Rubicon is the latest novel by J. S. Dewes, and I loved it. Yes, I am a huge nerd and love all the science that comes with novels set in space. I adore the potential for alien interactions, and a good action story will win out over a good romance any day of the week. Thankfully, Rubicon has all that and more.

I don’t think I took a single breath once I hit the 75% mark in the novel. Up until that point, there are brief moments of respite in which you can catch your breath and reflect on the huge amount of information you have learned so far. At that mark, though, Ms. Dewes ratchets up the action to the point where you honestly don’t know what the outcome of all of it will be. You are helpless as you watch Valero struggle through twist after twist, each more shocking than the last. Even the very last scene will leave you gasping in shock.

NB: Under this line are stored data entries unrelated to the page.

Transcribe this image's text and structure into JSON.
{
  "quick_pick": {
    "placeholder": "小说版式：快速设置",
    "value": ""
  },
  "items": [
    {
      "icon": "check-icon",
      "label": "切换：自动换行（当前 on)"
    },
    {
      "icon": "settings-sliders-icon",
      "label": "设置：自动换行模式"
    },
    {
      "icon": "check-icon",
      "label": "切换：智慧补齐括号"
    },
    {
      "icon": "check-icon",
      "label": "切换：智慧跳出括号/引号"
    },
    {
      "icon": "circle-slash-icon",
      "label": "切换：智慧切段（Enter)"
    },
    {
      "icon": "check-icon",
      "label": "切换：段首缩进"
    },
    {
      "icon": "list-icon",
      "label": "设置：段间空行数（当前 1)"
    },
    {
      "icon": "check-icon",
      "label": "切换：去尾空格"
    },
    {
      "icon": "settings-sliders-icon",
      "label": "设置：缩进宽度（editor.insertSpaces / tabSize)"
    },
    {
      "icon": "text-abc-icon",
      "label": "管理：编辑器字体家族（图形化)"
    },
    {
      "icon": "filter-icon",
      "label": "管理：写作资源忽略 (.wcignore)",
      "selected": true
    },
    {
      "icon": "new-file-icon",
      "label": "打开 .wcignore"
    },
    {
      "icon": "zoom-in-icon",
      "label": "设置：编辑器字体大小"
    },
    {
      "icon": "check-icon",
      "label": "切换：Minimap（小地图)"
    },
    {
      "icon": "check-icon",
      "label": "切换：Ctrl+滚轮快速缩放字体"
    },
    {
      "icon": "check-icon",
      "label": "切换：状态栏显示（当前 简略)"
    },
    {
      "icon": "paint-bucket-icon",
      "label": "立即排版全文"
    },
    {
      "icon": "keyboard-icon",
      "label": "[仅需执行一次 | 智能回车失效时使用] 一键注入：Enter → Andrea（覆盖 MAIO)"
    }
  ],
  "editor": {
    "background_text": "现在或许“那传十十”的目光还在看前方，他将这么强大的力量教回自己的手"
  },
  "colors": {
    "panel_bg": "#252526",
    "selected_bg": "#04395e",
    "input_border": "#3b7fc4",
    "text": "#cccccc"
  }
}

Rubicon is not all action, however. Ms. Dewes includes a lot of ideas that challenge our understanding of free will, artificial intelligence, and life itself. For example, we meet Valero right before she dies for the ninety-sixth time. Except she doesn’t die. Scientists found a way to download and upload everything that makes you a person into a new body, meaning that every time your body dies, your memories/ethics/experiences all jump into a new body set in one of many storage tanks set around the universe. You even remember your death. How is that for trauma?

As we watch Valero struggle to find meaning in her life after dying NINETY-SIX times, Ms. Dewes forces you to think about what it means to be alive. At the same time, the enemy Valero and her fellow soldiers are fighting are sentient artificial intelligent robots who want nothing more than to eradicate the human race. This brings to mind the age-old fear explored hundreds of times in other science fiction novels and movies regarding the dangers of A.I. and humankind’s ability to wage war against beings that are more intelligent and less fleshy than humans. How do you continue when there appears to be no hope, especially in light of the fact all you can look forward to is dying over and over again to fight this seemingly unwinnable war?

Crossing the Rubicon is a metaphor for reaching a decision and undertaking an action from which there is no return. There are several Rubicons in Rubicon, all of which are moments when humans think they are taking the next natural step in advancement or a necessary step to help them win the war. As with so many things in life, those Rubicon moments have much more far-reaching ramifications and serve as reminders that scientific advancement for the sake of itself does not mean that it is a good thing for humankind or necessary. If anything, Rubicon is a strong warning to think before taking the next great leap.

With its almost non-stop action and the many thought-provoking ethical quandaries, there is no way I would not adore J. S. Dewes’ Rubicon. For me, it hit all the right notes. It has the perfect blend of action, science, and ethics, with a little romance to provide hope in a hopeless situation. Valero is the perfect science fiction hero – experienced and wise, careworn, fiercely loyal, and asking all the right questions. I do not doubt that other science fiction fans will love Rubicon as much as I did.